Noel Hegarty, commercial director of Monaghan Mushrooms, which grows at four sites in Ireland and four in the UK, including Thakeham Farm, near Pulborough in West Sussex, said relying on home-grown production would “close the loop” on what is already an impressively sustainable crop.
He was responding to The Mushroom Miles Report, a document inspired by the Miles Better initiative, described as a partnership between farmers, sellers and growers aimed at helping consumers better understand the journey their food goes on from field to fork.
The report points out that mushrooms
- are cultivated on a base substrate made from agricultural and organic waste
- are harvested within five to six weeks
- play a vital role in recycling organic matter
- produce a nutrient rich by-product - the used substrate – that is valued as a soil conditioner or peat replacement.
“Mushrooms make good use of agricultural waste products to create a nutritious, vitamin-rich, low calorie, fat-free food and then they give something back at the end of the process,” explained Noel. “It gives them one of the lowest carbon footprints of any food.
“If we could go one step further and stop shipping mushrooms in from overseas, sometimes from more than 1,100 miles away, it would make them even more sustainable than they already are.” Figures in the Mushroom Miles Report show that while 75% of retail mushrooms are supplied from within what it calls “the green zone”, involving a transit time of less than 12 hours and a journey of less than 400 miles, 12% of the market is sourced from “the red zone”.
It adds: “Clocking up a significant 36hrs+ on the road, and travelling in excess of 1,100 miles, these mushrooms could inherently be less fresh and have a significantly higher carbon footprint than their locally produced counterparts.

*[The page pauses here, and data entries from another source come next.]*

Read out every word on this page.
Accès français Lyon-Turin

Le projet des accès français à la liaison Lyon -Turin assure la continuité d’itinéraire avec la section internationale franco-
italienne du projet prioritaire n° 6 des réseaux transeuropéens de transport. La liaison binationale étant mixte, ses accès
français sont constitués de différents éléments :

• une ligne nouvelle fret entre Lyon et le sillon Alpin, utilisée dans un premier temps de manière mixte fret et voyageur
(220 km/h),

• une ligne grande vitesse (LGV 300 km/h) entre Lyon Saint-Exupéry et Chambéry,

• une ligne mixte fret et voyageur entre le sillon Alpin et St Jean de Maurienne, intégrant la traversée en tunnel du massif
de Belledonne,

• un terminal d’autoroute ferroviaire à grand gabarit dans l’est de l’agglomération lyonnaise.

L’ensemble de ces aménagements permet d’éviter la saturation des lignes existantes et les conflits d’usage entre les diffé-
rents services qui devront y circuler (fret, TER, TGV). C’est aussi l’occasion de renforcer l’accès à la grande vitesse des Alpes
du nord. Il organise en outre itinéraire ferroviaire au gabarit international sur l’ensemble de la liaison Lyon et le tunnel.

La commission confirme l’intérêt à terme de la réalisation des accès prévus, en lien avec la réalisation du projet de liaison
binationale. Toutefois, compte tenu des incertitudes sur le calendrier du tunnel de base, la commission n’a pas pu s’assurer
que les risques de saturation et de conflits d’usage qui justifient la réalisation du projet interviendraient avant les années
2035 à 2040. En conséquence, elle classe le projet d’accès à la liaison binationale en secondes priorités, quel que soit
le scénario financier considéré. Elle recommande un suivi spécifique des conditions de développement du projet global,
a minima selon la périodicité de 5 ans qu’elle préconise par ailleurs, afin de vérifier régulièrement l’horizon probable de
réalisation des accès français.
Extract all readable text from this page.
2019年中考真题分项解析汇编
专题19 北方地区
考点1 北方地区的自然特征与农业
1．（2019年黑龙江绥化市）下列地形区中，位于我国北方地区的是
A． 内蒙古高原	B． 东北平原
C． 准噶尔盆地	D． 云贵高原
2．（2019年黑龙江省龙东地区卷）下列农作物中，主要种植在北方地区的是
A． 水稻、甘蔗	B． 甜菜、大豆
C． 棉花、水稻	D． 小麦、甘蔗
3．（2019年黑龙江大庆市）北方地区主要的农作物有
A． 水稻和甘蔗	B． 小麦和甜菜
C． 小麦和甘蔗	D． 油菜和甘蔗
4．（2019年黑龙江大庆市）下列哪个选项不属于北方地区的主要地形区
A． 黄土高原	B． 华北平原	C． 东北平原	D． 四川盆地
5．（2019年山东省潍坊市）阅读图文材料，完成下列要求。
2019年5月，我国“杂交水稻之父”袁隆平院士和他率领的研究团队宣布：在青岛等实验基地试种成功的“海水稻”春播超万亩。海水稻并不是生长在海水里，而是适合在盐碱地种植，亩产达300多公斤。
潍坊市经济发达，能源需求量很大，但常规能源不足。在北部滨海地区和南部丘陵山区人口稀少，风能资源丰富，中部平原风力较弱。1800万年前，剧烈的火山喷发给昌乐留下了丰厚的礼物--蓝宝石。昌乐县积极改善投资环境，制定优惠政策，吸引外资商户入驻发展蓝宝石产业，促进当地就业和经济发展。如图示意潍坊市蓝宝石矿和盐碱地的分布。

“UK and Irish mushroom growers give UK supermarkets the maximum shelf life as a result of their minimal food miles from farm to shelf. Shoppers benefit from the longer shelf life of recently picked, fresher and firmer mushrooms as they last longer in their fridge, and ultimately reduce the environmental impact and cost of food waste.”
The report points to figures that suggest 81% of UK consumers make day-to-day decisions about the products they buy, the brands they support and the companies they work for based on sustainability and “responsible consumerism” and feels shoppers would respond to the chance to buy more local produce.
“That would not be a challenge for the industry,” stressed Noel. “British and Irish producers have the capacity to produce 100% of the mushrooms sold through the retail trade in this country – and with such a sustainable food we should surely be doing our best to get the food miles as low as possible.”
Monaghan mushrooms, a family-owned business set up by Ronnie Wilson in the 1980s, has seen some increased demand since the coronavirus epidemic as families have been forced to cook more meals at home, although shopping patterns have changed dramatically and are difficult to forecast.
The company currently supplies around 1,250,000 kilos of mushrooms a week in the UK, predominantly to supermarkets, with Pulborough the home of its organic mushrooms. Noel estimated that supermarkets in this country sell around two-and-a-half million kilos of mushrooms each week.
According to The Mushroom Bureau, the UK and Ireland produces around 134,000 tonnes of fresh mushrooms each year and has the capacity to grow. It points out: “100% self-sufficiency could be achieved as UK and Irish farms can grow 52 weeks of the year”. The 25% of mushrooms supplied from outside the green zone come mainly from Poland and the Netherlands.